In 2011 the Unit conducted 18 clinical trials for asthma, emphysema, chronic bronchitis, bronchiectasis, cystic fibrosis and alpha 1-antitrypsin deficiency, which were sponsored by a range of Australian and international pharmaceutical and biotech companies. In addition to the extensive range of sponsored clinical studies, the Unit has again played a pivotal role in supporting research being undertaken by other units within the Institute. A highlight for the Unit was seeing a promising new drug for managing cystic fibrosis symptoms, trialled by the Unit, reach final approval stages for commercial distribution by the Federal Drug Authority in the USA.
The Unit has maintained a collaborative relationship with respiratory physician, Dr Peter Bremner, who is based at St John of God Hospital, Subiaco.
The Unit sees more than 100 West Australians with complex lung disease each month. Through regular contact with the respiratory physicians and nurses in the Unit, patients receive help in managing their condition, and benefit through education about their disease and managing it in balance with other health issues they may face. The patients almost universally express their appreciation of the friendly, helpful and supportive care they receive from the staff. These patients, who would otherwise be seeking assistance elsewhere within the State health system, are encouraged to contact LIWA in the first instance if there is any exacerbation of their condition, for advice on further management. Patients with more complex disease are specifically managed by the Unit rather than burdening the Health system.

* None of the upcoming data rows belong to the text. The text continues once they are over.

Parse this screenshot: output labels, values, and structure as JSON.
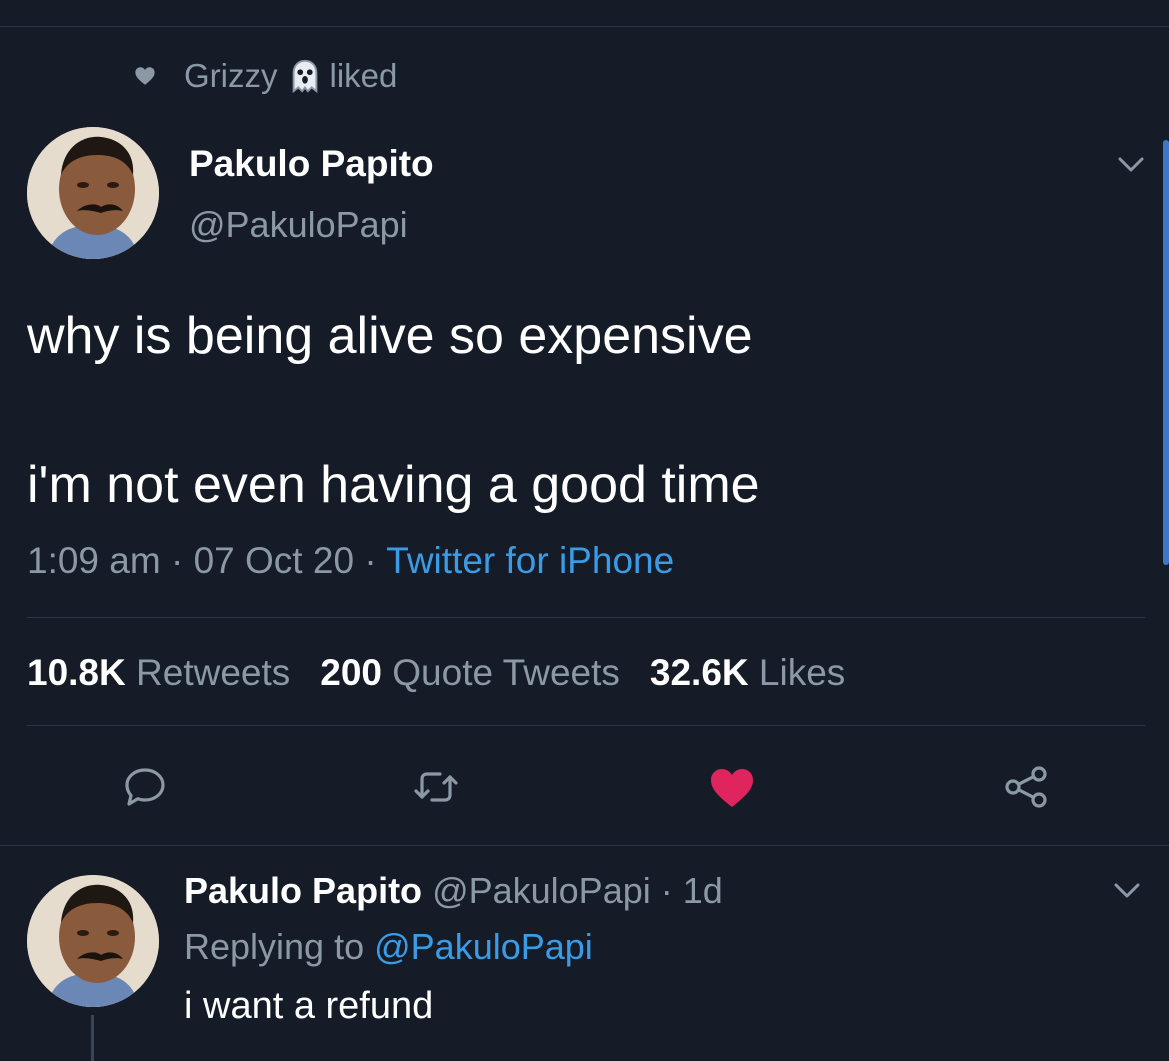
{
  "social_context": {
    "user": "Grizzy",
    "action": "liked"
  },
  "tweet": {
    "display_name": "Pakulo Papito",
    "handle": "@PakuloPapi",
    "text_line1": "why is being alive so expensive",
    "text_line2": "i'm not even having a good time",
    "time": "1:09 am",
    "date": "07 Oct 20",
    "source": "Twitter for iPhone",
    "sep": "·"
  },
  "stats": {
    "retweets_count": "10.8K",
    "retweets_label": "Retweets",
    "quotes_count": "200",
    "quotes_label": "Quote Tweets",
    "likes_count": "32.6K",
    "likes_label": "Likes"
  },
  "actions": {
    "icons": [
      "reply-icon",
      "retweet-icon",
      "like-icon",
      "share-icon"
    ],
    "liked_color": "#e0245e"
  },
  "reply": {
    "display_name": "Pakulo Papito",
    "handle": "@PakuloPapi",
    "sep": "·",
    "age": "1d",
    "replying_label": "Replying to",
    "replying_mention": "@PakuloPapi",
    "text": "i want a refund"
  },
  "colors": {
    "background": "#161c27",
    "accent": "#3a9be6",
    "muted": "#8b98a5"
  }
}
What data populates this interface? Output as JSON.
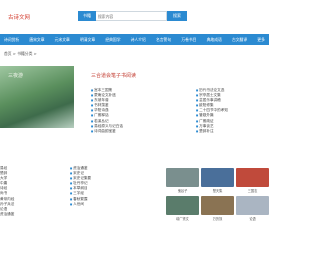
{
  "logo": "古诗文网",
  "search": {
    "select": "书籍",
    "placeholder": "搜索内容",
    "button": "搜索"
  },
  "nav": [
    "诗词赏析",
    "唐宋文章",
    "元宋文章",
    "明清文章",
    "经典国学",
    "诗人介绍",
    "名言警句",
    "万卷书目",
    "典故成语",
    "古文翻译",
    "更多"
  ],
  "breadcrumb": "首页 > 书籍分类 >",
  "featured": {
    "title": "三夜游",
    "right_title": "三合道会笔子书阅读"
  },
  "list_a": [
    "宫本三国策",
    "蒙庵论文补遗",
    "东坡年谱",
    "书林藻鉴",
    "华阳诗逸",
    "广雅释话",
    "若溪丛记",
    "易经原义与记白话",
    "诗词曲韵宝鉴"
  ],
  "list_b": [
    "历代书法论文选",
    "宗亭居士文集",
    "芸居乐事讲稿",
    "欧阳修集",
    "二十四节中的孝知",
    "管窥外篇",
    "广雅疏证",
    "万事谈艺",
    "楚辞补注"
  ],
  "list_c": [
    "易经",
    "楚辞",
    "大学",
    "中庸",
    "诗经",
    "尚书",
    "黄帝内经",
    "孙子兵法",
    "论语",
    "资治通鉴"
  ],
  "list_d": [
    "资治通鉴",
    "宋史记",
    "宋史记集要",
    "牡丹亭记",
    "本草纲目",
    "三字经",
    "春秋繁露",
    "人世间"
  ],
  "thumbs": [
    {
      "caption": "鬼谷子",
      "color": "#7a8f8e"
    },
    {
      "caption": "楚天集",
      "color": "#4a6f9a"
    },
    {
      "caption": "三国志",
      "color": "#c04a3b"
    },
    {
      "caption": "增广贤文",
      "color": "#5a7c6b"
    },
    {
      "caption": "万历奴",
      "color": "#8a7353"
    },
    {
      "caption": "论语",
      "color": "#aab5c2"
    }
  ]
}
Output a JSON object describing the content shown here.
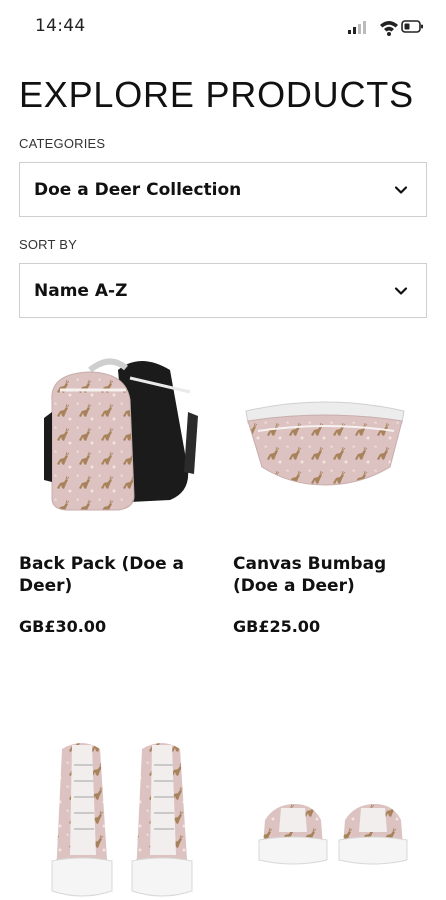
{
  "status_bar": {
    "time": "14:44"
  },
  "page": {
    "title": "EXPLORE PRODUCTS"
  },
  "filters": {
    "categories_label": "CATEGORIES",
    "categories_value": "Doe a Deer Collection",
    "sort_label": "SORT BY",
    "sort_value": "Name A-Z"
  },
  "products": [
    {
      "name": "Back Pack (Doe a Deer)",
      "price": "GB£30.00",
      "image": "backpack-image"
    },
    {
      "name": "Canvas Bumbag (Doe a Deer)",
      "price": "GB£25.00",
      "image": "bumbag-image"
    },
    {
      "name": "",
      "price": "",
      "image": "high-top-sneakers-image"
    },
    {
      "name": "",
      "price": "",
      "image": "low-top-sneakers-image"
    }
  ],
  "colors": {
    "print_pink": "#dcc3c1",
    "deer_brown": "#a8825a",
    "bag_black": "#1b1b1b",
    "border": "#cfcfcf"
  }
}
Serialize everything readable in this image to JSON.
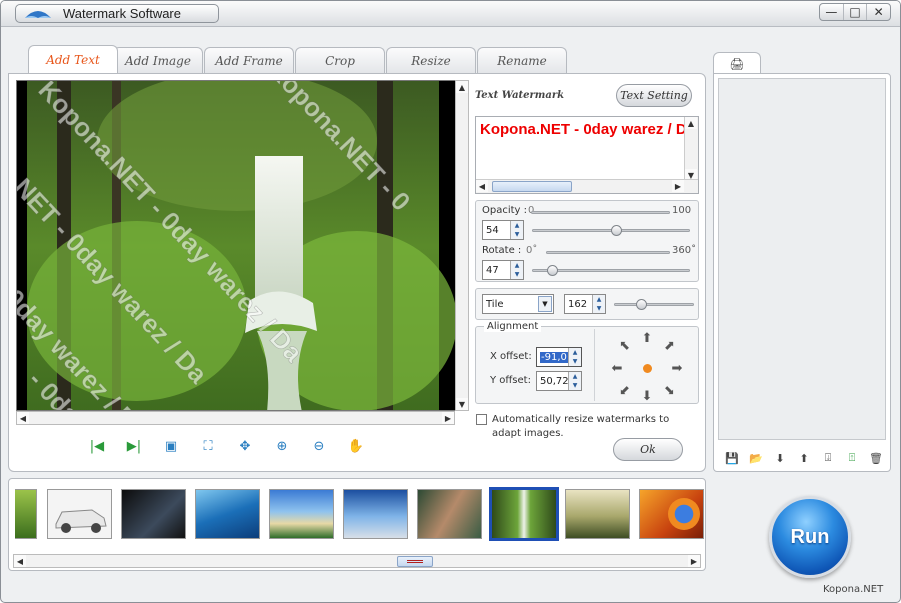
{
  "window": {
    "title": "Watermark Software",
    "buttons": [
      "—",
      "□",
      "✕"
    ]
  },
  "tabs": [
    {
      "label": "Add Text",
      "active": true
    },
    {
      "label": "Add Image",
      "active": false
    },
    {
      "label": "Add Frame",
      "active": false
    },
    {
      "label": "Crop",
      "active": false
    },
    {
      "label": "Resize",
      "active": false
    },
    {
      "label": "Rename",
      "active": false
    }
  ],
  "preview": {
    "watermark_overlay": "Kopona.NET - 0day warez / Da",
    "watermark_overlay_fragments": [
      "Kopona.NET - 0day warez / Da",
      "na.NET - 0day warez / Da",
      "T - 0day warez / Da",
      "Kopona.NET - 0",
      "- 0day"
    ]
  },
  "text_watermark": {
    "label": "Text Watermark",
    "text_setting_button": "Text Setting",
    "text": "Kopona.NET - 0day warez / Da",
    "text_color": "#e00000"
  },
  "opacity": {
    "label": "Opacity :",
    "min": "0",
    "max": "100",
    "value": "54",
    "level": 0.54
  },
  "rotate": {
    "label": "Rotate :",
    "min": "0˚",
    "max": "360˚",
    "value": "47",
    "level": 0.13
  },
  "tile": {
    "mode": "Tile",
    "value": "162",
    "level": 0.35
  },
  "alignment": {
    "label": "Alignment",
    "x_label": "X offset:",
    "x_value": "-91,0",
    "y_label": "Y offset:",
    "y_value": "50,72"
  },
  "auto_resize": {
    "label": "Automatically resize watermarks to adapt images.",
    "checked": false
  },
  "ok_button": "Ok",
  "run_button": "Run",
  "brand": "Kopona.NET",
  "accent_color": "#e8571c",
  "selection_color": "#1f4fb5",
  "thumbnails": [
    "forest-edge",
    "white-suv",
    "dark-scene",
    "ocean-wave",
    "tropical-beach",
    "blue-boat",
    "woman-rocks",
    "waterfall-forest",
    "misty-sunrise",
    "firefox-logo"
  ],
  "selected_thumbnail": 7
}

The Unit makes a significant contribution to the State’s economy. It attracts more than a million dollars a year directly and indirectly via contracted medical research in WA each year and employs six nurses, five doctors and one specialist, in addition to administrative staff. As a not-for-profit organisation, all profits are used to support further respiratory research activity here in Western Australia.
The Unit was actively involved in lung testing campaigns, testing over 220 people during the Delirium24 Hour Cycle race in Cowaramup in April and at a number of other public LIWA functions.